Categories: EducationNews

Four Wyoming teachers receive Presidential Award

CHEYENNE, Wyo. — Four Wyoming teachers have received the Presidential Award for Excellence in Mathematics and Science Teaching (PAEMST). President Donald J. Trump made the announcement of the 2017/2018 winners on Tuesday.

Necole Hanks, Amy Kassel, Helen Ommen, and Jim Stith received the award.

PAEMST is the highest recognition that K-12 mathematics, science, or computer science teachers can receive in the U.S. Nominations and awards are facilitated by the White House Office of Science and Technology Policy (OSTP) and the National Science Foundation.
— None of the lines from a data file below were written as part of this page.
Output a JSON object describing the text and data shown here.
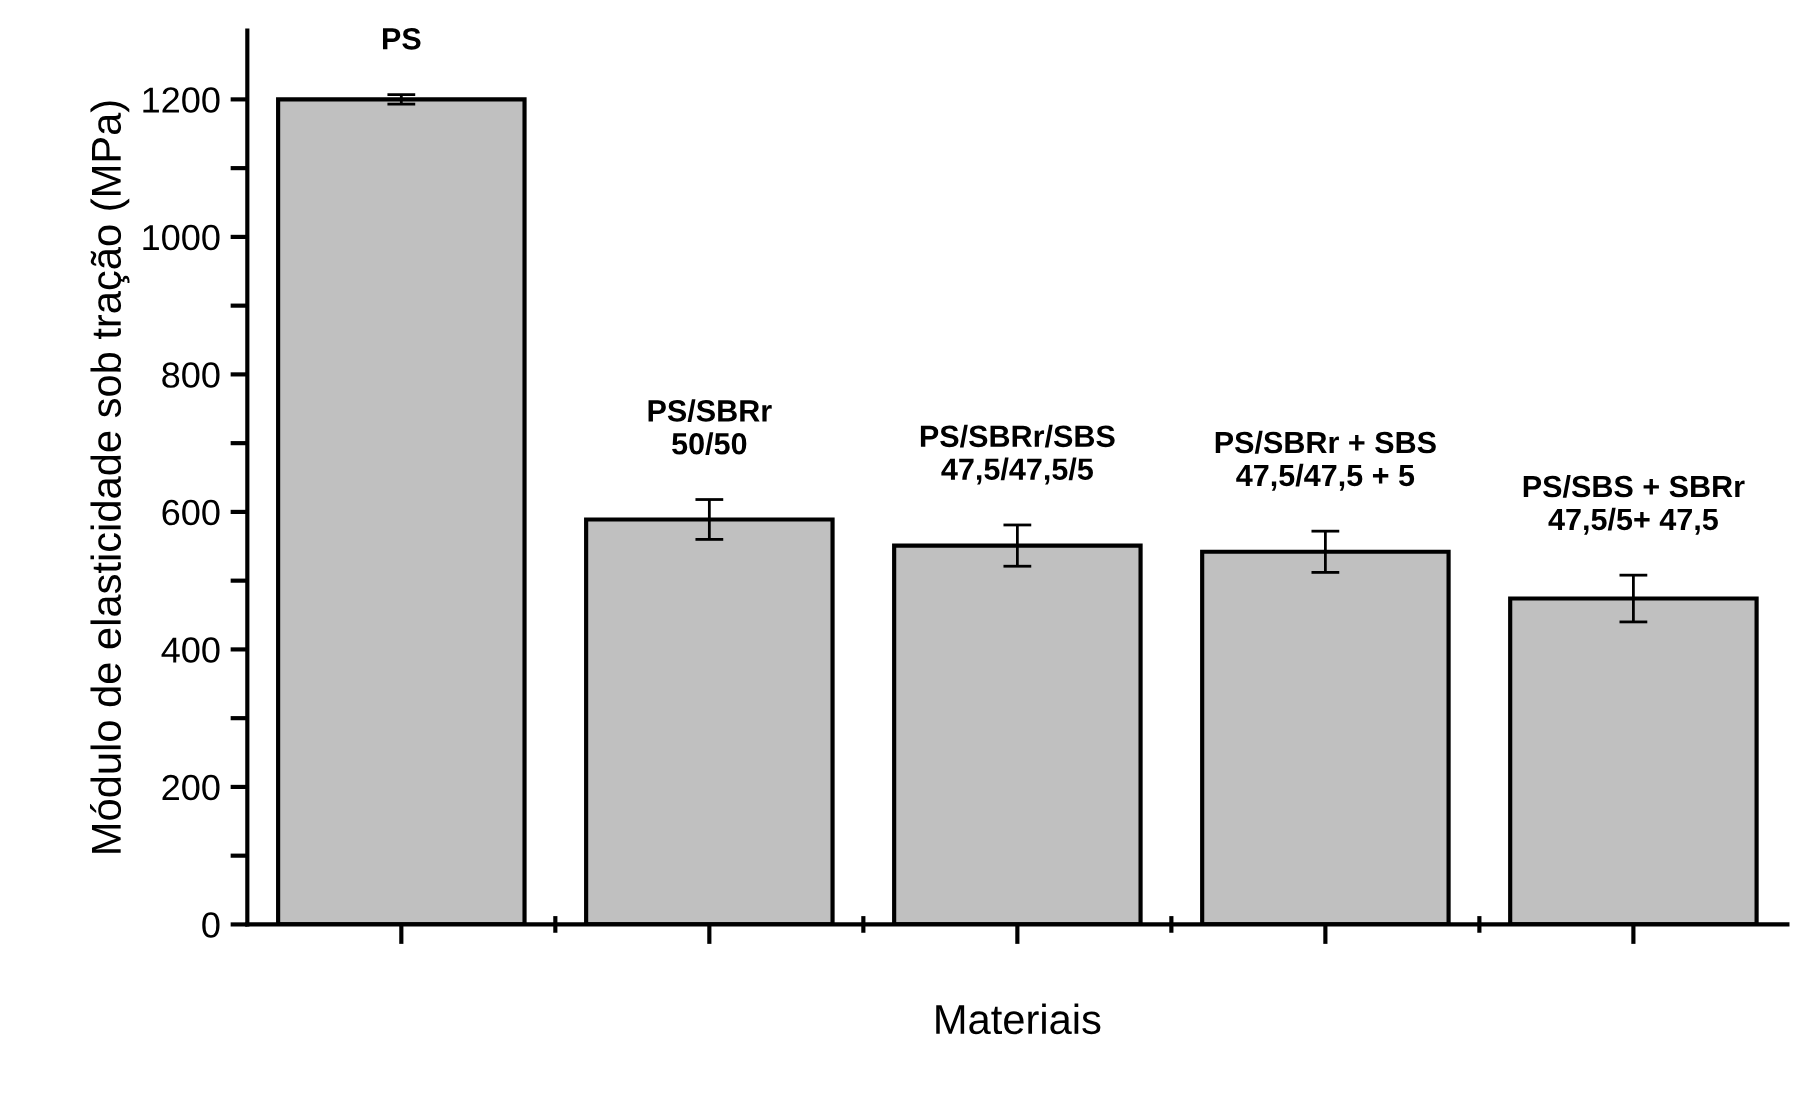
{
  "chart_data": {
    "type": "bar",
    "xlabel": "Materiais",
    "ylabel": "Módulo de elasticidade sob tração (MPa)",
    "categories": [
      null,
      null,
      null,
      null,
      null
    ],
    "values": [
      1200,
      589,
      551,
      542,
      474
    ],
    "errors": [
      7,
      29,
      30,
      30,
      34
    ],
    "color": "#c0c0c0",
    "ylim": [
      0,
      1300
    ],
    "yticks": [
      0,
      {
        "value": 100,
        "label": null
      },
      200,
      {
        "value": 300,
        "label": null
      },
      400,
      {
        "value": 500,
        "label": null
      },
      600,
      {
        "value": 700,
        "label": null
      },
      800,
      {
        "value": 900,
        "label": null
      },
      1000,
      {
        "value": 1100,
        "label": null
      },
      1200
    ],
    "annotations": [
      "PS",
      "PS/SBRr\n50/50",
      "PS/SBRr/SBS\n47,5/47,5/5",
      "PS/SBRr + SBS\n47,5/47,5 + 5",
      "PS/SBS + SBRr\n47,5/5+ 47,5"
    ],
    "grid": false
  }
}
Hanks teaches sixth-grade science at Powell Middle School, Kassel is the secondary mathematics curriculum coordinator and instructional facilitator with Laramie County School District #1 in Cheyenne, Ommen teaches gifted and talented students at Spring Creek Elementary School in Laramie, and Stith teaches environmental science at Newcastle High School.

“These four teachers are an inspiration to students and colleagues. They are true leaders,” said State Superintendent of Public Instruction Jillian Balow. “I am so very proud of Necole, Amy, Helen and Jim for their dedication to math and science education, and for their commitment to the students of Wyoming.”

A panel of distinguished mathematicians, scientists, and educators at the state and national level assess the applications before recommending nominees to OSTP. Teachers are selected based on their distinction in the classroom and dedication to improving science, technology, engineering, and math (STEM) education. Enacted by Congress in 1983, the program authorizes the President to award 108 math and science teachers each year in recognition of their contribution to excellent teaching and learning.

“I truly feel honored to receive an award of this magnitude,” Hanks said. “I am blessed to share my passion for teaching science to future world changers and even more fortunate to improve my practice each day.”

“I am eager to have the opportunity to build partnerships with like-minded colleagues for the benefit of students,” Ommen said. “This award will be a powerful tool for more innovation and learning.”

“Mathematics education is my passion,” said Kassel, who taught 7-12 grade mathematics at East High School in Cheyenne at the time of her 2017 nomination. “I am excited to be part of this community of teacher-leaders, with an opportunity to impact mathematics education in my district, and our state and nation.”

“It is an honor not only for myself, but also for the coworkers, mentors, and administrators who gave me the opportunity to advance my teaching abilities,” Stith said. “My love for science and knowledge was inspired by Sharla Dowding, a high school science teacher, and I strive to pass that passion on to my students.”

The awardees come from all 50 states, the District of Columbia, the Department of Defense Education Activity (DoDEA) schools, and schools in four U.S. territories. Each recipient receives a certificate signed by the President; a trip to Washington D.C. to attend a series of recognition events and professional development opportunities; and a $10,000 award from the National Science Foundation.